Statistical inference requires that samples be drawn in ways that allow valid generalization to the population. Simple random sampling (SRS) gives every individual an equal chance of selection and is the theoretical gold standard. Stratified sampling divides the population into subgroups and samples each stratum, improving precision when groups differ. Cluster and systematic sampling are practical alternatives. Non-probability methods (convenience, voluntary response) introduce bias that cannot be corrected by increasing sample size.
Design a study: ask students to estimate average sleep hours for the school. How would they sample? Walk through each method's implementation and flaws. Emphasize that randomization is the key to valid inference, not sample size alone.
You already know the distinction between a sample and a population. Now the question becomes: how should you draw that sample? The answer matters enormously, because the validity of every inference you make depends on it. The central insight of this topic is that randomization — not sample size — is what makes inference valid.
Simple random sampling (SRS) is the theoretical foundation. Every individual in the population has an equal probability of selection, and every possible sample of size n is equally likely. This guarantees that the sample is an unbiased representation of the population in the precise sense that the expected value of any sample statistic equals the corresponding population parameter. SRS is the gold standard against which all other methods are judged. In practice, drawing a true SRS requires a complete list of the population and a mechanism for random selection, which is often expensive or logistically impossible — motivating the alternatives.
Real-world sampling often requires modifications. Stratified sampling divides the population into mutually exclusive subgroups (strata) — say, age groups or geographic regions — and draws a separate random sample from each stratum. When strata differ substantially in the quantity being measured, stratification reduces variance and improves precision compared to SRS of the same total size. Cluster sampling works differently: divide the population into clusters (schools, city blocks), randomly select entire clusters, and study every individual within selected clusters. This is cheaper when populations are geographically dispersed but introduces more variability because individuals within a cluster tend to be similar. Systematic sampling picks every kth individual from an ordered list — easy to implement, but vulnerable if there is a periodic pattern in the list that aligns with the sampling interval.
The critical danger is non-probability sampling: convenience samples (whoever is easy to reach) and voluntary response samples (whoever chooses to respond).

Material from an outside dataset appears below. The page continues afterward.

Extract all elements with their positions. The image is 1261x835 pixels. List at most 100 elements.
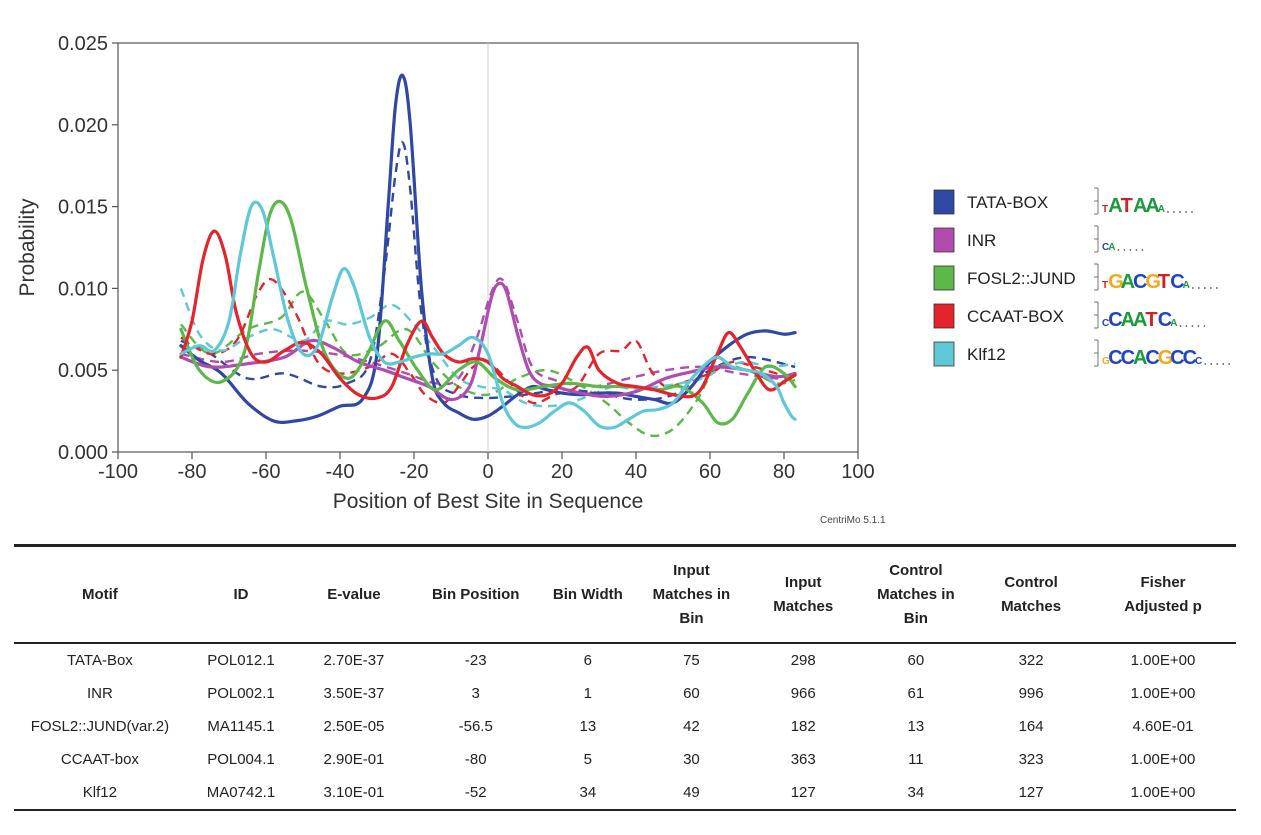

These introduce bias that cannot be reduced by increasing n. A famous cautionary tale is the 1936 Literary Digest poll predicting Landon over Roosevelt — they mailed surveys to millions drawn from phone books and car registrations, which over-represented wealthy Republicans. Gallup sampled only a few thousand using probability methods and correctly predicted Roosevelt's landslide. The lesson: a large biased sample is worse than a small random one, because a bigger biased sample just gives you a more confident wrong answer.